We identified all autistic individuals, of all ages, with physician-recorded autism diagnoses from April 1, 1988, to March 31, 2018, using the following databases: Canadian Institute for Health Information Discharge Abstract Database, Same Day Surgery Database, National Ambulatory Care Reporting System (NACRS), Ontario Mental Health Reporting System, and Ontario Health Insurance Plan Database (OHIP) (eTable 1 in Supplement 1). Autistic individuals were identified when autism diagnoses were recorded at 2 or more outpatient physician visits, 1 or more emergency department visit or same-day surgery, or 1 or more hospitalization, using codes from the International Classification of Diseases, Ninth Revision (code 299), International Statistical Classification of Diseases and Related Health Problems, Tenth Revision (ICD-10) (codes F84.0, F84.1, F84.3, F84.5, F84.8, and F84.9), or Diagnostic and Statistical Manual of Mental Disorders (Fourth Edition) (code 299), as a fixed-effect variable. This previously used algorithm28 has excellent specificity and moderate sensitivity.29

For self-harm events and suicide death we had different accrual and follow-up periods owing to data availability (see Outcome Measures). Therefore, we created 2 largely overlapping cohorts of autistic individuals (84.7% [65 513 of 77 351] in both cohorts) to separately evaluate the 2 outcomes. For both cohorts, the accrual period began at a person’s 10th birthday, considering the rare incidence of these outcomes at younger than 10 years of age.17,18 An autistic individual was matched to 4 nonautistic individuals (who never had an autism diagnosis recorded) on age and sex to create the comparison group.
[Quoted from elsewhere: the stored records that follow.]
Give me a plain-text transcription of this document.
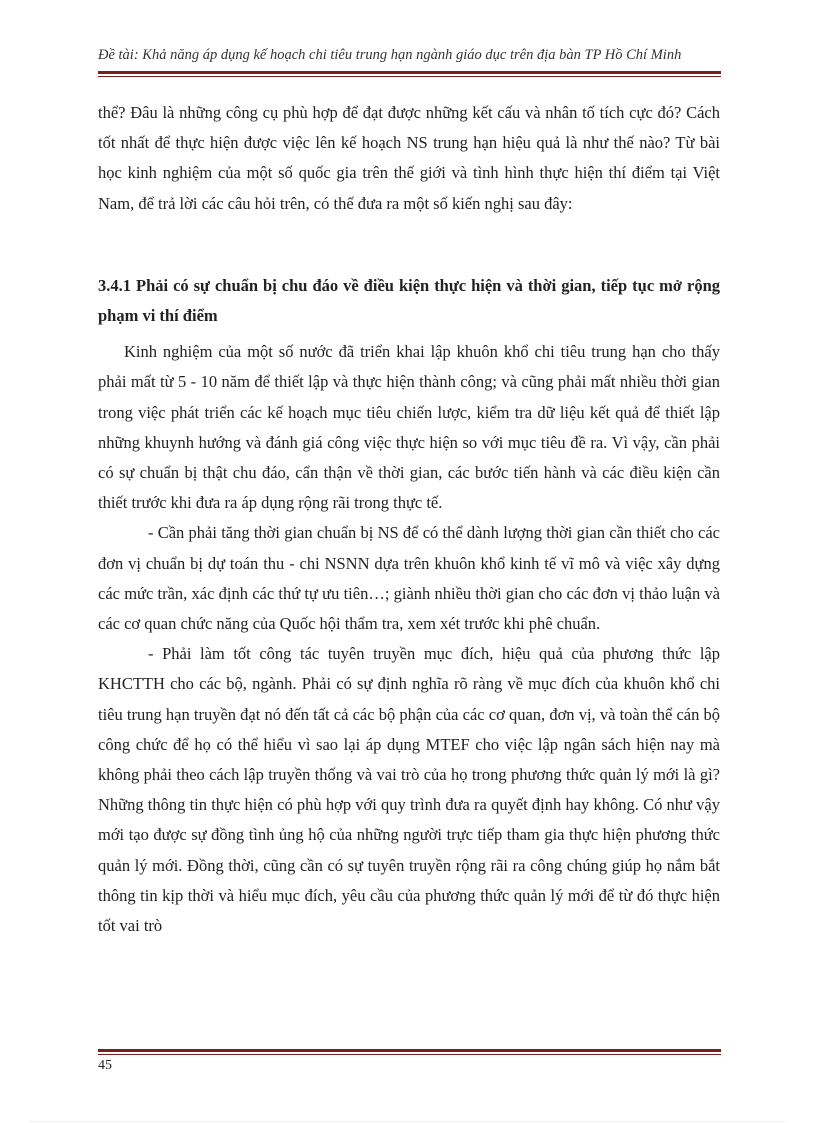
Đề tài: Khả năng áp dụng kế hoạch chi tiêu trung hạn ngành giáo dục trên địa bàn TP Hồ Chí Minh

thể? Đâu là những công cụ phù hợp để đạt được những kết cấu và nhân tố tích cực đó? Cách tốt nhất để thực hiện được việc lên kế hoạch NS trung hạn hiệu quả là như thế nào? Từ bài học kinh nghiệm của một số quốc gia trên thế giới và tình hình thực hiện thí điểm tại Việt Nam, để trả lời các câu hỏi trên, có thể đưa ra một số kiến nghị sau đây:

3.4.1 Phải có sự chuẩn bị chu đáo về điều kiện thực hiện và thời gian, tiếp tục mở rộng phạm vi thí điểm

Kinh nghiệm của một số nước đã triển khai lập khuôn khổ chi tiêu trung hạn cho thấy phải mất từ 5 - 10 năm để thiết lập và thực hiện thành công; và cũng phải mất nhiều thời gian trong việc phát triển các kế hoạch mục tiêu chiến lược, kiểm tra dữ liệu kết quả để thiết lập những khuynh hướng và đánh giá công việc thực hiện so với mục tiêu đề ra. Vì vậy, cần phải có sự chuẩn bị thật chu đáo, cẩn thận về thời gian, các bước tiến hành và các điều kiện cần thiết trước khi đưa ra áp dụng rộng rãi trong thực tế.

- Cần phải tăng thời gian chuẩn bị NS để có thể dành lượng thời gian cần thiết cho các đơn vị chuẩn bị dự toán thu - chi NSNN dựa trên khuôn khổ kinh tế vĩ mô và việc xây dựng các mức trần, xác định các thứ tự ưu tiên…; giành nhiều thời gian cho các đơn vị thảo luận và các cơ quan chức năng của Quốc hội thẩm tra, xem xét trước khi phê chuẩn.

- Phải làm tốt công tác tuyên truyền mục đích, hiệu quả của phương thức lập KHCTTH cho các bộ, ngành. Phải có sự định nghĩa rõ ràng về mục đích của khuôn khổ chi tiêu trung hạn truyền đạt nó đến tất cả các bộ phận của các cơ quan, đơn vị, và toàn thể cán bộ công chức để họ có thể hiểu vì sao lại áp dụng MTEF cho việc lập ngân sách hiện nay mà không phải theo cách lập truyền thống và vai trò của họ trong phương thức quản lý mới là gì? Những thông tin thực hiện có phù hợp với quy trình đưa ra quyết định hay không. Có như vậy mới tạo được sự đồng tình ủng hộ của những người trực tiếp tham gia thực hiện phương thức quản lý mới. Đồng thời, cũng cần có sự tuyên truyền rộng rãi ra công chúng giúp họ nắm bắt thông tin kịp thời và hiểu mục đích, yêu cầu của phương thức quản lý mới để từ đó thực hiện tốt vai trò

45
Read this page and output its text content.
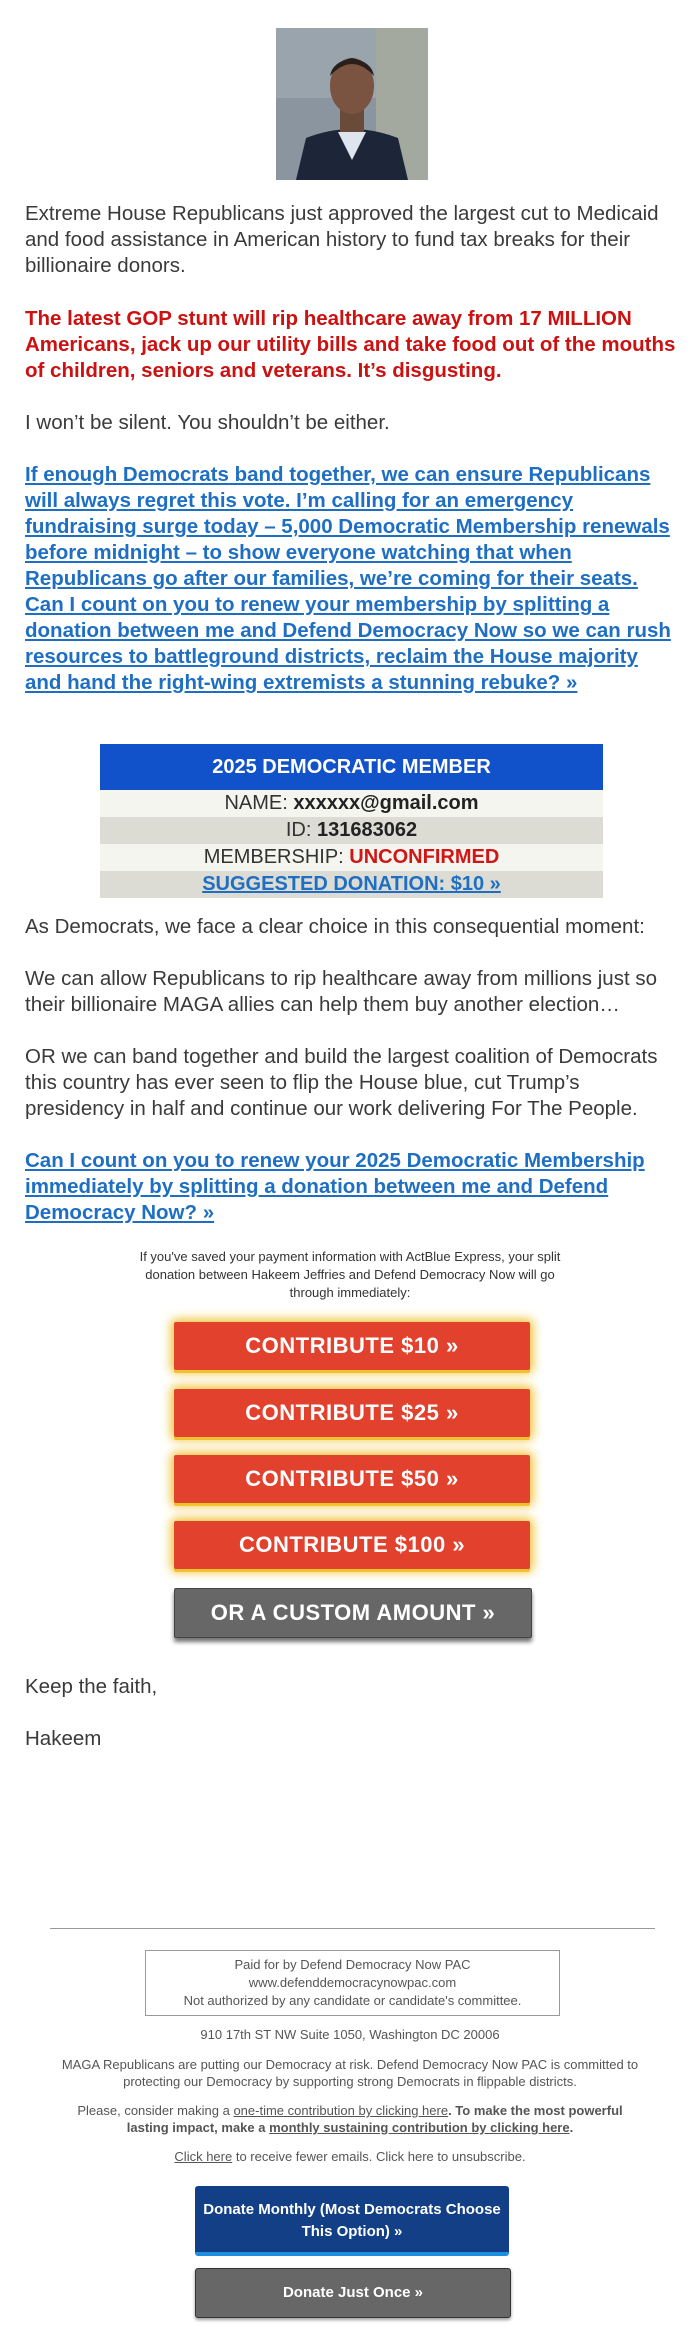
Extreme House Republicans just approved the largest cut to Medicaid and food assistance in American history to fund tax breaks for their billionaire donors.

The latest GOP stunt will rip healthcare away from 17 MILLION Americans, jack up our utility bills and take food out of the mouths of children, seniors and veterans. It’s disgusting.

I won’t be silent. You shouldn’t be either.

If enough Democrats band together, we can ensure Republicans will always regret this vote. I’m calling for an emergency fundraising surge today – 5,000 Democratic Membership renewals before midnight – to show everyone watching that when Republicans go after our families, we’re coming for their seats. Can I count on you to renew your membership by splitting a donation between me and Defend Democracy Now so we can rush resources to battleground districts, reclaim the House majority and hand the right-wing extremists a stunning rebuke? »

2025 DEMOCRATIC MEMBER
NAME: xxxxxx@gmail.com
ID: 131683062
MEMBERSHIP: UNCONFIRMED
SUGGESTED DONATION: $10 »

As Democrats, we face a clear choice in this consequential moment:

We can allow Republicans to rip healthcare away from millions just so their billionaire MAGA allies can help them buy another election…

OR we can band together and build the largest coalition of Democrats this country has ever seen to flip the House blue, cut Trump’s presidency in half and continue our work delivering For The People.

Can I count on you to renew your 2025 Democratic Membership immediately by splitting a donation between me and Defend Democracy Now? »

If you've saved your payment information with ActBlue Express, your split donation between Hakeem Jeffries and Defend Democracy Now will go through immediately:
CONTRIBUTE $10 »
CONTRIBUTE $25 »
CONTRIBUTE $50 »
CONTRIBUTE $100 »
OR A CUSTOM AMOUNT »

Keep the faith,

Hakeem

Paid for by Defend Democracy Now PAC
www.defenddemocracynowpac.com
Not authorized by any candidate or candidate's committee.
910 17th ST NW Suite 1050, Washington DC 20006
MAGA Republicans are putting our Democracy at risk. Defend Democracy Now PAC is committed to protecting our Democracy by supporting strong Democrats in flippable districts.
Please, consider making a one-time contribution by clicking here. To make the most powerful lasting impact, make a monthly sustaining contribution by clicking here.
Click here to receive fewer emails. Click here to unsubscribe.
Donate Monthly (Most Democrats Choose This Option) »
Donate Just Once »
Individuals were excluded if they had missing age or sex data (assumed completely at random; none was excluded), were older than 105 years, were not an Ontario resident or died at or before cohort entry, lost OHIP coverage for more than 90 days in the 2 years before cohort entry, or had no health care contact in the 5 years before cohort entry.

Outcome Measures

Self-harm events leading to emergency health care was ascertained from the NACRS with the ICD-10 codes X60 to X84 (intentional self-harm) and codes Y10 to Y34 (events of undetermined intent), treated as recurrent events. Considering NACRS data availability (from 2002) and a lookback period to capture previous health system use, the accrual period was April 1, 2005, to March 31, 2020, with maximum follow-up until December 31, 2020. Death by suicide or by other causes was ascertained from the Ontario Registrar General Vital Statistics—Deaths (ORGD) registry and Registered Persons Database (RPDB). Considering ORGD data availability, the accrual period was April 1, 1993, to March 31, 2018, with maximum follow-up until December 31, 2018. For both cohorts, the observation period was terminated at death (from any cause), end of follow-up, or with lost OHIP coverage for more than 6 months.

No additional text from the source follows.